Neue OZ: Kommentar zu Literatur
Verlag
Suhrkamp
Osnabrück (ots)
Wer hat die schärfste Zunge?
Man glaubt es Marcel Reich-Ranicki gern, dass er in seinem Alter Kräche scheut. Doch zu solch heftigen Auseinandersetzungen gehören mindestens zwei. Der frühere "Literaturpapst" war noch nie schlecht im Austeilen. Wo er urteilte, da wuchs bisweilen kein Gras(s) mehr, wie im Fall von Günter Grass und vielen anderen. Das Problem nur: Seinen rollenden und donnernden Verdammungen stand stets eine mimosenhafte eigene Empfindlichkeit gegenüber. Einstecken, das fiel MRR auffallend schwer.
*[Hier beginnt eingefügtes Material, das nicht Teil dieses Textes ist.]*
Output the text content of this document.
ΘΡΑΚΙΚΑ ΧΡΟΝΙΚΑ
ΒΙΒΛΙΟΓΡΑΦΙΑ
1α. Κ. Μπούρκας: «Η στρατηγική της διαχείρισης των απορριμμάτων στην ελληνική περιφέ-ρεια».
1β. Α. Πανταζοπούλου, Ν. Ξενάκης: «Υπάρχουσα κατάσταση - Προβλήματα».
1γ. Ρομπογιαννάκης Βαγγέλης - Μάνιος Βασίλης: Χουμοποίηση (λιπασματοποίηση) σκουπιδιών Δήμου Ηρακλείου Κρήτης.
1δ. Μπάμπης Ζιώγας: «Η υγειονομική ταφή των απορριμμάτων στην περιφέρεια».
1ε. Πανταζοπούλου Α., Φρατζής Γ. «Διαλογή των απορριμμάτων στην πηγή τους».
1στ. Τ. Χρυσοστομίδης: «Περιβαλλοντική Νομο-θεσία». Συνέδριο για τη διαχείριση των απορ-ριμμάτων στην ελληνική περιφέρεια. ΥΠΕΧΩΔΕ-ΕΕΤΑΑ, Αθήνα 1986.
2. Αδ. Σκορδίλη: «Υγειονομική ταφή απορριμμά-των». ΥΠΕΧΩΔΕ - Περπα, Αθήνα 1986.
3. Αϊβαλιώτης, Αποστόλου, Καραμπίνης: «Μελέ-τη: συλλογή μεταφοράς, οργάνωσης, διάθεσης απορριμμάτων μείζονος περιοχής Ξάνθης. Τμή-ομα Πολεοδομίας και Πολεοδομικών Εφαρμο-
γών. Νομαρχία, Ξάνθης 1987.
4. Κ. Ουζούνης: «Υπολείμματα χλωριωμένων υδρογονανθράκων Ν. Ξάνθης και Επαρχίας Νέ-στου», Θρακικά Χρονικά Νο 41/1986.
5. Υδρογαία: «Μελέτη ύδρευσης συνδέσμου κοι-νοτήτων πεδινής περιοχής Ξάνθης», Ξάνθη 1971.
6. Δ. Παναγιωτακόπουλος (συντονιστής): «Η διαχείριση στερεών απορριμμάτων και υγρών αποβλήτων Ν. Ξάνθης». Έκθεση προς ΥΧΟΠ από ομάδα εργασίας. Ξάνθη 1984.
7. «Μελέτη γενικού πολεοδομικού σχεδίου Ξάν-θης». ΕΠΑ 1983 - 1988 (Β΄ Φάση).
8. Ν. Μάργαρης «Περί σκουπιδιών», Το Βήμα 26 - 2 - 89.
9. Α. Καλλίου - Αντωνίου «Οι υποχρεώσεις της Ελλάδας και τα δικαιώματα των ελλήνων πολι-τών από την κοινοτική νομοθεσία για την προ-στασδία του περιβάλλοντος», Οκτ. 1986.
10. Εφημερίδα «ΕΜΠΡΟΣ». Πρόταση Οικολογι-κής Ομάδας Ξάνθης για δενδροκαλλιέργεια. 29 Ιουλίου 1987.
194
Kränkungen wurden dem Verursacher ausdauernd nachgetragen, wie man nicht zuletzt seiner Biografie entnehmen kann.
Nun mag ja das Berkéwicz-Bashing seit geraumer Zeit angesagt sein, nicht ohne Gründe. Aber sie allein wird in diesem Fall wohl kaum die Krachamsel gespielt haben. Vielleicht besaß ihr von MRR jetzt so gelobter Gatte Unseld einfach das diplomatischere Händchen im Umgang mit dem Brausekopf mit der scharfen Zunge. Sei's, wie es wolle. Klug zeigt sich der Literaturkritiker allerdings darin, nicht im Zorn ganz vom immer noch guten Haus Suhrkamp zu lassen.